Mme la présidente.  - Si cet article n'était pas adopté, il n'y aurait plus de texte. Il n'y aurait plus lieu de voter, et donc pas d'explications de vote. Y a-t-il des prises de parole ?

Mme Corinne Narassiguin .  - Je veux remercier les collègues présents, sur toutes les travées. Même s'il n'a pas été surprenant, ce débat éclaire la route qu'il reste à parcourir.

Monsieur le rapporteur, si nous revenons à la charge malgré des promesses non tenues sur le récépissé, c'est parce que les besoins sont encore plus criants.

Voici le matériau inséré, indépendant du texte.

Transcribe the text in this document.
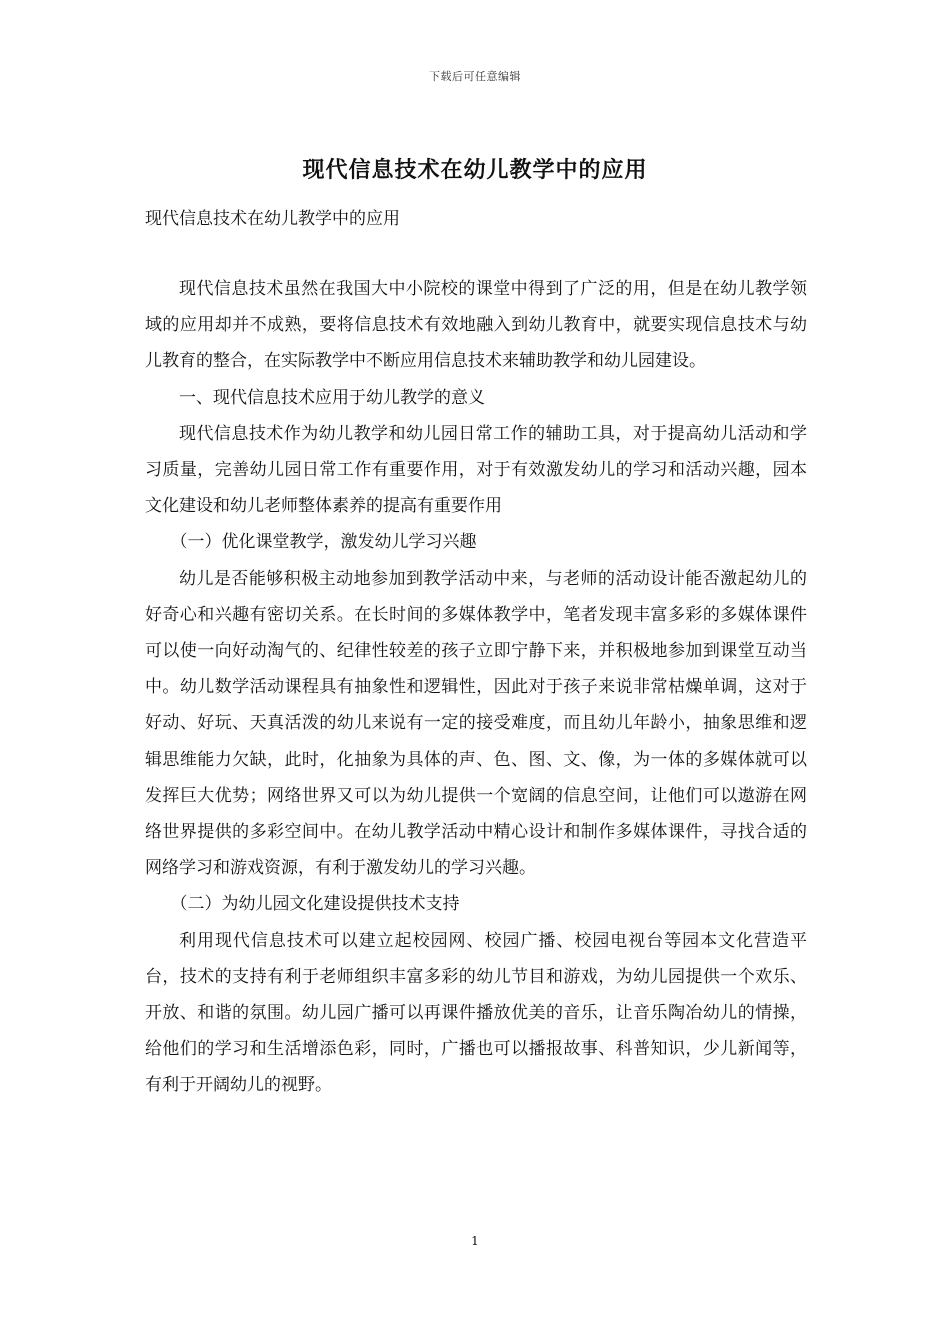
下载后可任意编辑
现代信息技术在幼儿教学中的应用
现代信息技术在幼儿教学中的应用

现代信息技术虽然在我国大中小院校的课堂中得到了广泛的用，但是在幼儿教学领域的应用却并不成熟，要将信息技术有效地融入到幼儿教育中，就要实现信息技术与幼儿教育的整合，在实际教学中不断应用信息技术来辅助教学和幼儿园建设。

一、现代信息技术应用于幼儿教学的意义

现代信息技术作为幼儿教学和幼儿园日常工作的辅助工具，对于提高幼儿活动和学习质量，完善幼儿园日常工作有重要作用，对于有效激发幼儿的学习和活动兴趣，园本文化建设和幼儿老师整体素养的提高有重要作用

（一）优化课堂教学，激发幼儿学习兴趣

幼儿是否能够积极主动地参加到教学活动中来，与老师的活动设计能否激起幼儿的好奇心和兴趣有密切关系。在长时间的多媒体教学中，笔者发现丰富多彩的多媒体课件可以使一向好动淘气的、纪律性较差的孩子立即宁静下来，并积极地参加到课堂互动当中。幼儿数学活动课程具有抽象性和逻辑性，因此对于孩子来说非常枯燥单调，这对于好动、好玩、天真活泼的幼儿来说有一定的接受难度，而且幼儿年龄小，抽象思维和逻辑思维能力欠缺，此时，化抽象为具体的声、色、图、文、像，为一体的多媒体就可以发挥巨大优势；网络世界又可以为幼儿提供一个宽阔的信息空间，让他们可以遨游在网络世界提供的多彩空间中。在幼儿教学活动中精心设计和制作多媒体课件，寻找合适的网络学习和游戏资源，有利于激发幼儿的学习兴趣。

（二）为幼儿园文化建设提供技术支持

利用现代信息技术可以建立起校园网、校园广播、校园电视台等园本文化营造平台，技术的支持有利于老师组织丰富多彩的幼儿节目和游戏，为幼儿园提供一个欢乐、开放、和谐的氛围。幼儿园广播可以再课件播放优美的音乐，让音乐陶冶幼儿的情操，给他们的学习和生活增添色彩，同时，广播也可以播报故事、科普知识，少儿新闻等，有利于开阔幼儿的视野。

1
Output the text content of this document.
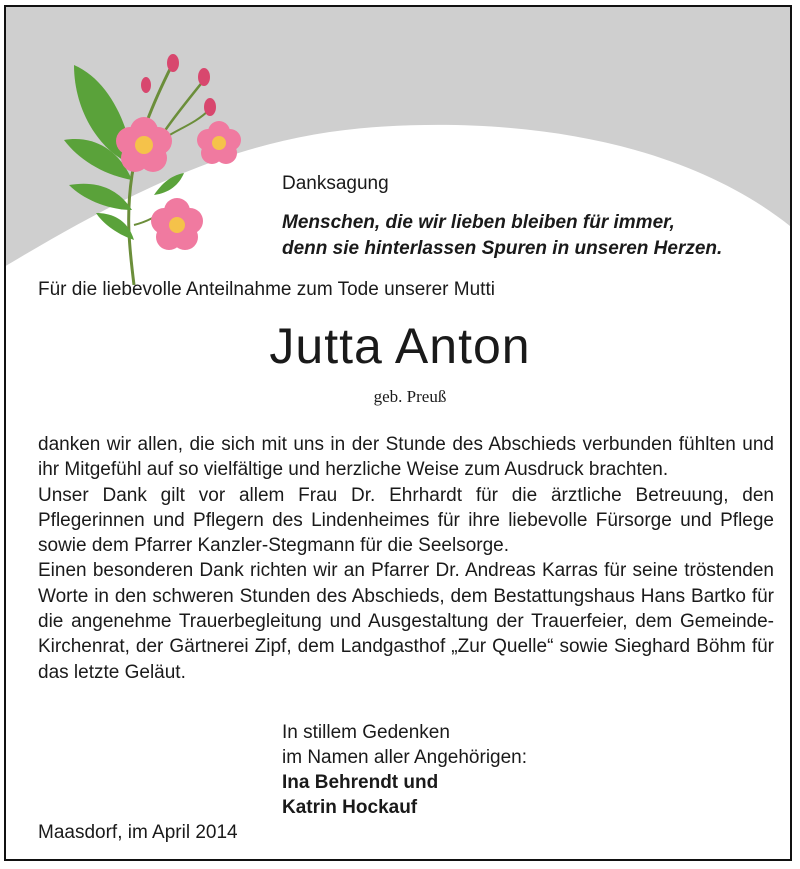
Danksagung
Menschen, die wir lieben bleiben für immer,
denn sie hinterlassen Spuren in unseren Herzen.
Für die liebevolle Anteilnahme zum Tode unserer Mutti
Jutta Anton
geb. Preuß

danken wir allen, die sich mit uns in der Stunde des Abschieds verbunden fühlten und ihr Mitgefühl auf so vielfältige und herzliche Weise zum Ausdruck brachten.

Unser Dank gilt vor allem Frau Dr. Ehrhardt für die ärztliche Betreuung, den Pflegerinnen und Pflegern des Lindenheimes für ihre liebevolle Fürsorge und Pflege sowie dem Pfarrer Kanzler-Stegmann für die Seelsorge.

Einen besonderen Dank richten wir an Pfarrer Dr. Andreas Karras für seine tröstenden Worte in den schweren Stunden des Abschieds, dem Bestattungshaus Hans Bartko für die angenehme Trauerbegleitung und Ausgestaltung der Trauerfeier, dem Gemeinde-Kirchenrat, der Gärtnerei Zipf, dem Landgasthof „Zur Quelle“ sowie Sieghard Böhm für das letzte Geläut.

In stillem Gedenken
im Namen aller Angehörigen:
Ina Behrendt und
Katrin Hockauf
Maasdorf, im April 2014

Le problème s'est aggravé et les solutions actuelles sont insuffisantes. Nous avions mis en place le RIO et l'expérimentation des caméras-piétons, mais les preuves de la réalité des discriminations s'accumulent. L'IGPN elle-même l'évoque, et pas seulement la Défenseure des droits.

Tout le monde veut une République qui fonctionne bien, et donc une police républicaine digne de porter ce nom. (Applaudissements sur les travées des groupes SER et CRCE-K ; M. Michel Masset applaudit également.)

À la demande du groupe Les Républicains, l'article 4 est mis aux voix par scrutin public.

Mme la présidente. - Voici le résultat du scrutin n°285 :

Nombre de votants 339
Nombre de suffrages exprimés 325
Pour l'adoption 123
Contre 202

L'article 4 n'est pas adopté.

La proposition de loi n'est pas adoptée.

La séance est suspendue quelques instants.